Sterilizing seeds of Arabidopsis thaliana belonging to the genus Arabidopsis of the family Brassicaceae with 5% sodium hypochlorite solution, washing with sterile water, and wiping off water. Preparing a mother solution of compound 1 obtained in example 1 with dimethyl sulfoxide (DMSO) to a final concentration of 40mg/mL for later use; the mother solution was aspirated and added to 25mL of 1/2MS medium so that the concentration of Compound 1 was 8. Mu.g/mL, 16. Mu.g/mL, and 32. Mu.g/mL, respectively, to prepare treatment groups. A blank control was prepared by adding 20. Mu.L of DMSO. 5 seeds with consistent growth potential are uniformly added on each plate, and 3 parallel experiments are set in each group. Each group of plates was incubated in a constant temperature (23. + -. 1 ℃) culture chamber with a photoperiod L/D of 18h/6h. After 9 days, the growth of the root system of each group was observed. The results are shown in FIG. 6.
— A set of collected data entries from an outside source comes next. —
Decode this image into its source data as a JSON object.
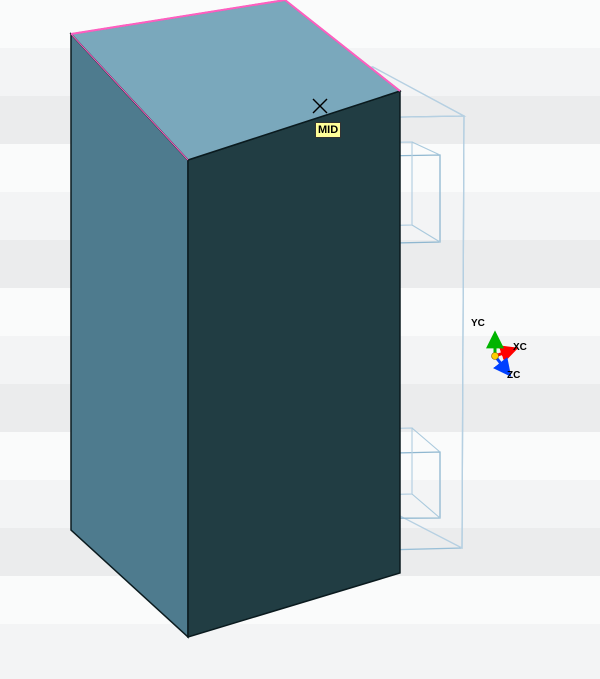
{
  "snap": {
    "label": "MID"
  },
  "triad": {
    "x_label": "XC",
    "y_label": "YC",
    "z_label": "ZC"
  },
  "colors": {
    "band_light": "#fbfbfb",
    "band_mid": "#f3f4f5",
    "band_dark": "#ebeced",
    "box_top": "#79a7bb",
    "box_left": "#4e7b8e",
    "box_front": "#1f3f44",
    "edge": "#0a1a1e",
    "wire": "#8fb7d0",
    "wire_dark": "#5a90b2",
    "wire_light": "#c6ddec",
    "highlight": "#ff6ec7",
    "axis_x": "#ff0000",
    "axis_y": "#00b400",
    "axis_z": "#0040ff"
  }
}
The results show that: the compound 1 has obvious inhibition effect on the elongation of arabidopsis thaliana seed root system under the concentration of 8-32 mug/mL, wherein the average inhibition rate of the concentration of 32 mug/mL reaches more than 90%.

The above description is only for the purpose of illustrating the preferred embodiments of the present invention and is not to be construed as limiting the invention, and any modifications, equivalents, improvements and the like that are within the spirit and principle of the present invention are intended to be included in the scope of the present invention.

Claims

1. A polymeric compound of the azophilic ketone, which is characterized in that the structural formula is shown as the following formula I:

I

2. the method for producing the Azalone-based multimeric compound according to claim 1, comprising the steps of:

(1) Fungus is cultured in a culture mediummuyocopron laterale Inoculating into culture medium, standing at 28 deg.C, fermenting for 30d to obtain fermented product, ultrasonically extracting with ethyl acetate, and concentrating under reduced pressure to dry to obtain total extract;

wherein the culture medium is prepared by adding 80mL of water into every 60g of rice and mixing;

(2) Dissolving the total extract with methanol, performing silica gel column chromatography, and detecting and combining by TLC (thin layer chromatography) an elution system which is dichloromethane-methanol solution with a volume ratio of 100 to 1, so as to obtain 7 fractions Fr.A-Fr.G;

wherein fraction fr. B is a fraction eluted with dichloromethane-methanol in a volume ratio of 99;

(3) Separating the fraction Fr and B by Sephadex LH-20 column chromatography, isocratically eluting with methanol, separating the obtained fraction by semi-preparative liquid chromatograph with methanol-water as mobile phase at volume ratio of 70;

wherein, the chromatographic column of the semi-preparative liquid chromatography is as follows: YMC-Pack ODS-A.

3. The use of the azophilic ketone polymer compound as claimed in claim 1 for controlling weeds.

4. The use of the polymeric azone compound as claimed in claim 1 for inhibiting the growth of plant roots.